Consider the square \({ (x,y)\; | \; 0\leq x\leq 1, 0 \leq y \leq 1}\) and the quarter circle that falls within \( x^{2}+y^{2} \leq 1\). The area within the circle is the fraction of the cirle in the square or \(\pi/4\).

We can use this to estimate a value of \(\pi\).

- Randomly choose points \(x\) and \(y\) in the range [0,1].
- Count all points that fall within the circle.
- Find the fraction of the points in the circle.
- Since this fraction should be \(\pi/4\), multiply by 4 to estimate \(\pi\).

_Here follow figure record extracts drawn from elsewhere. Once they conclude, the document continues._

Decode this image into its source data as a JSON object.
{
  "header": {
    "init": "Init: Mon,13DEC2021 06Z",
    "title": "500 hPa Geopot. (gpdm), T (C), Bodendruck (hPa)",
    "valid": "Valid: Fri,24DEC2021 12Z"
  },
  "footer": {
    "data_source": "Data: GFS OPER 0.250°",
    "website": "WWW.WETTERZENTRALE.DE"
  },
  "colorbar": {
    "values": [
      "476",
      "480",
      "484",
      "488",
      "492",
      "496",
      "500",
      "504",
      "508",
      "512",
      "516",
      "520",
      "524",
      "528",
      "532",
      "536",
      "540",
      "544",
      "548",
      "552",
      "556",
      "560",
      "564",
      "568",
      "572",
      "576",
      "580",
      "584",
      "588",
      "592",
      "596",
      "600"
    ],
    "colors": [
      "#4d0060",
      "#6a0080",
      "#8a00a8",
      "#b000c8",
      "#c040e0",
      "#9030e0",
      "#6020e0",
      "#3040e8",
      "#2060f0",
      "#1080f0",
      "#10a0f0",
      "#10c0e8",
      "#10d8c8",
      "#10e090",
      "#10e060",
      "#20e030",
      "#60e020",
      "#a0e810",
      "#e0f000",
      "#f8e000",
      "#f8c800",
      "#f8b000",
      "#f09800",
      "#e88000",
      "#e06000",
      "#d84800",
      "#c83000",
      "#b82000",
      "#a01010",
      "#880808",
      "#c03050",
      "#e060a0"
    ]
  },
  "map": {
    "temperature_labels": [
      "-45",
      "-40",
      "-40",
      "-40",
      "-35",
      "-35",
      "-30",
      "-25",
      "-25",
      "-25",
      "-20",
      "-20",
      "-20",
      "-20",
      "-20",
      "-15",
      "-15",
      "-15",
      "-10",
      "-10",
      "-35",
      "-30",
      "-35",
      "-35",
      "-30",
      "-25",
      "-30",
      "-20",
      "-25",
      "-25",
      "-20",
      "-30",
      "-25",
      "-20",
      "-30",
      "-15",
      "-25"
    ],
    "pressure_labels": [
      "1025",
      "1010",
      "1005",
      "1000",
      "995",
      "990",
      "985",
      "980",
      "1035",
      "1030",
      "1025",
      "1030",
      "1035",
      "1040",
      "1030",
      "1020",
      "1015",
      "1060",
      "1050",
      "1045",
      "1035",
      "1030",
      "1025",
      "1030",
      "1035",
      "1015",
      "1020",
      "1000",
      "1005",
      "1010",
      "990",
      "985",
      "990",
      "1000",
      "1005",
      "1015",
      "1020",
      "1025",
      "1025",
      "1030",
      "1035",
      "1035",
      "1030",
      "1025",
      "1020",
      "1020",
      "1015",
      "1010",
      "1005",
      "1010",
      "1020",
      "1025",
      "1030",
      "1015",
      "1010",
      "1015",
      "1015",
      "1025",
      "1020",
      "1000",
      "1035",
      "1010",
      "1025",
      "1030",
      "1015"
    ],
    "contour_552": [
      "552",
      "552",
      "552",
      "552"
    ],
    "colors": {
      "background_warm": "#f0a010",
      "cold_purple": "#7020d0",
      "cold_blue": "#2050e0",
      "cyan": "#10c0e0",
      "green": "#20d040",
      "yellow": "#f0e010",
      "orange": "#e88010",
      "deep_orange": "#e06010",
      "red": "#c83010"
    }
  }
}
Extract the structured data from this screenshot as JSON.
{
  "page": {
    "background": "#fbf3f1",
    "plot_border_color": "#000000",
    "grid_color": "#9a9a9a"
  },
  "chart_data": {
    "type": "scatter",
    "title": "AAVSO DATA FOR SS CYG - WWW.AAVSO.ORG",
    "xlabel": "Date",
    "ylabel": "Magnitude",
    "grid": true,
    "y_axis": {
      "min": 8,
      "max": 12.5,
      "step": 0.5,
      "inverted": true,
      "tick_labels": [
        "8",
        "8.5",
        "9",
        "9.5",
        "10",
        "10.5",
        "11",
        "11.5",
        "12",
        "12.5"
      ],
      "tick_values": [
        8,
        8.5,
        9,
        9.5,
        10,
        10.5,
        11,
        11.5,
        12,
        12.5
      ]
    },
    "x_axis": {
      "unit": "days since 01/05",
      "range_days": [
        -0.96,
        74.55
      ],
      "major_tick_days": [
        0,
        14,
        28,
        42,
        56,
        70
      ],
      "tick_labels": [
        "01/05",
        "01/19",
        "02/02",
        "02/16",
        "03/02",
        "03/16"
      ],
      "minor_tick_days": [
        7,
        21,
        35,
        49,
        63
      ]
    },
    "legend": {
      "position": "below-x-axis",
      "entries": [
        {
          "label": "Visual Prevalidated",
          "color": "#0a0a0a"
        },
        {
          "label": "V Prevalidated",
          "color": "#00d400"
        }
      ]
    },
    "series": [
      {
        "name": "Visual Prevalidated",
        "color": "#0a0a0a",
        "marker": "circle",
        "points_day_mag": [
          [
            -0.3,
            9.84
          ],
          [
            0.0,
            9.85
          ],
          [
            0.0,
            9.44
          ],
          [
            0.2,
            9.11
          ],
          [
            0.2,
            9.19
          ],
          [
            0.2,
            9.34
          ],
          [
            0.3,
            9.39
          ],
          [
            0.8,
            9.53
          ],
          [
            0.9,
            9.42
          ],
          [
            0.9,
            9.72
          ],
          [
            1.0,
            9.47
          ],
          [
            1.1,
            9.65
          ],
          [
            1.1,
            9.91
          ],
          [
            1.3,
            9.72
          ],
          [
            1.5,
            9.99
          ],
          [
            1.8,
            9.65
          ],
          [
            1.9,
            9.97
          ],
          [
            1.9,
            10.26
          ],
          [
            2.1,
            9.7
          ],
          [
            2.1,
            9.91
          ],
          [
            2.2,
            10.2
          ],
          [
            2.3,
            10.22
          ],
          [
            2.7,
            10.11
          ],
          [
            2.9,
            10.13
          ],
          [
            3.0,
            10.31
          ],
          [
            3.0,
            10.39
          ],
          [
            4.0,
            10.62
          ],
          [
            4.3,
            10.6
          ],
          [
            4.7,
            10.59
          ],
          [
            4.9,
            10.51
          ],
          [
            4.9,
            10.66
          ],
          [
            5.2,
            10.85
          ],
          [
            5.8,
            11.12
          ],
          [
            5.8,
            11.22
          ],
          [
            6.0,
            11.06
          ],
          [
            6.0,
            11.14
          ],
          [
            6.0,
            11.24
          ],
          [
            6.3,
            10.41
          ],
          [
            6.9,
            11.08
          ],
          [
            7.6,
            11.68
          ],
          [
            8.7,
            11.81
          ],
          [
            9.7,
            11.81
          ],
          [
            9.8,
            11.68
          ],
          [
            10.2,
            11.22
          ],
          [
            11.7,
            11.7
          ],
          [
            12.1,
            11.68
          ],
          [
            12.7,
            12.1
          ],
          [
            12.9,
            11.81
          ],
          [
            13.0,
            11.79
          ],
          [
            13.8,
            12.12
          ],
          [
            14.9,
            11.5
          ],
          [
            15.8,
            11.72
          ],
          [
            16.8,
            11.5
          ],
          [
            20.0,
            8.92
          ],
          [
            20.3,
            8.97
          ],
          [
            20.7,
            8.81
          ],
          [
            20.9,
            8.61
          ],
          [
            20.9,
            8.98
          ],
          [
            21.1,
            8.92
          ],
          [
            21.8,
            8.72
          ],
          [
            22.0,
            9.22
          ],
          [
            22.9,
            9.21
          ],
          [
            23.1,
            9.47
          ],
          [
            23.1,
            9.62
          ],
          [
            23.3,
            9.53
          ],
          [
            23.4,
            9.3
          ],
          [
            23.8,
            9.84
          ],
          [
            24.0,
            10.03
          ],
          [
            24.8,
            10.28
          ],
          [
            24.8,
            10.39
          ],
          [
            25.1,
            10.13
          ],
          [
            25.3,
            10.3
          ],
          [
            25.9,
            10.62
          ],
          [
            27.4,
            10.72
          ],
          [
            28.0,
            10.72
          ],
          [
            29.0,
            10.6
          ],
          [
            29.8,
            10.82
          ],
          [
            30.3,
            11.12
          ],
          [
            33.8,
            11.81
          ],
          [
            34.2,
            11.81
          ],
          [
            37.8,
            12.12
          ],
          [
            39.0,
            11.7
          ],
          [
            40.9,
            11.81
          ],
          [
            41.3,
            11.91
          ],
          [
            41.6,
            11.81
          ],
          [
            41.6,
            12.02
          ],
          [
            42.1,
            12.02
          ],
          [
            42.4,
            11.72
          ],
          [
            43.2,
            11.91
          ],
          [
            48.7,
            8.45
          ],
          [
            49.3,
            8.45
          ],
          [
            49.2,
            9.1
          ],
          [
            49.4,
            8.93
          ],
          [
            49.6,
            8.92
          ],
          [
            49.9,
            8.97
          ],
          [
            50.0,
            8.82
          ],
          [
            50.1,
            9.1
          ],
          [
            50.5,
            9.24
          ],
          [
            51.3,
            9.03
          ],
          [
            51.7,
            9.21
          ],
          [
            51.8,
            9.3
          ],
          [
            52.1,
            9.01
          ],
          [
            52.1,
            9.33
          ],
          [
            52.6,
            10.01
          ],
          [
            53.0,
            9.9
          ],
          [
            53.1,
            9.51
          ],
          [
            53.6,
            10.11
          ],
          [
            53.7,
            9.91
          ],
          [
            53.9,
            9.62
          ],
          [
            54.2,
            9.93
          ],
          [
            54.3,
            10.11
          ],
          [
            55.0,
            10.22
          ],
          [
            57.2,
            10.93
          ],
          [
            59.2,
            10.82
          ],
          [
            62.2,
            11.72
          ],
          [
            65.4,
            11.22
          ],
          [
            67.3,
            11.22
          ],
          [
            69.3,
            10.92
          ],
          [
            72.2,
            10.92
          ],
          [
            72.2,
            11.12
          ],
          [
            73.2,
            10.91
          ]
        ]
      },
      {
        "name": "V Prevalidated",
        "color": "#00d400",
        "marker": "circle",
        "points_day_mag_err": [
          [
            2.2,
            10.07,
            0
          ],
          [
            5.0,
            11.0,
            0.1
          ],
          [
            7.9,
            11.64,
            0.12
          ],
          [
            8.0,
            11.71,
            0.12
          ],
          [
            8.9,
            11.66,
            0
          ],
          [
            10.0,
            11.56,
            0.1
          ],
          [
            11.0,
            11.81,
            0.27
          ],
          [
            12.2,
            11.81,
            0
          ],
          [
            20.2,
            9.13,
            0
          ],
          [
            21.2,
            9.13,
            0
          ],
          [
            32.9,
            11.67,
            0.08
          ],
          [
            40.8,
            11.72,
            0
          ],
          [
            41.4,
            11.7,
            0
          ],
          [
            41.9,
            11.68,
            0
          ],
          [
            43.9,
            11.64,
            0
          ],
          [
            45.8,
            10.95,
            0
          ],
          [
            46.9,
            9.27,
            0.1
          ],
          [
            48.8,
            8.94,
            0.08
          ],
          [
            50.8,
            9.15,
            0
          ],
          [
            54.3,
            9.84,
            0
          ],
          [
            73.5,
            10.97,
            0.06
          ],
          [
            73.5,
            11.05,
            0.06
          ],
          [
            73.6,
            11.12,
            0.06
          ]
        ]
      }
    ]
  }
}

We can do this using Maple as the following:

`pts := Matrix(100, 2, Generate(float(range = 0 .. 1), makeproc = true))`

will create a 100 by 2 matrix of random numbers between 0 and 1. Then we can calculate the distance-squared of each row of the matrix:

`dist2 := [seq(add(x^2, x in pts[n, ..]), n = 1 .. 100)]`

and we can count up the number of points that are inside the circle of radius 1 by

`inside_circle:=nops(SelectFirst(100, proc (x) options operator, arrow; evalb(x < 1.0) end proc, dist2))`

The fraction is this over 100 and then the value of $\pi$ is this times 4.

`4*inside_circle/100`

And we I ran this I got 2.8

Repeat this with 1000, 10_000 or more points.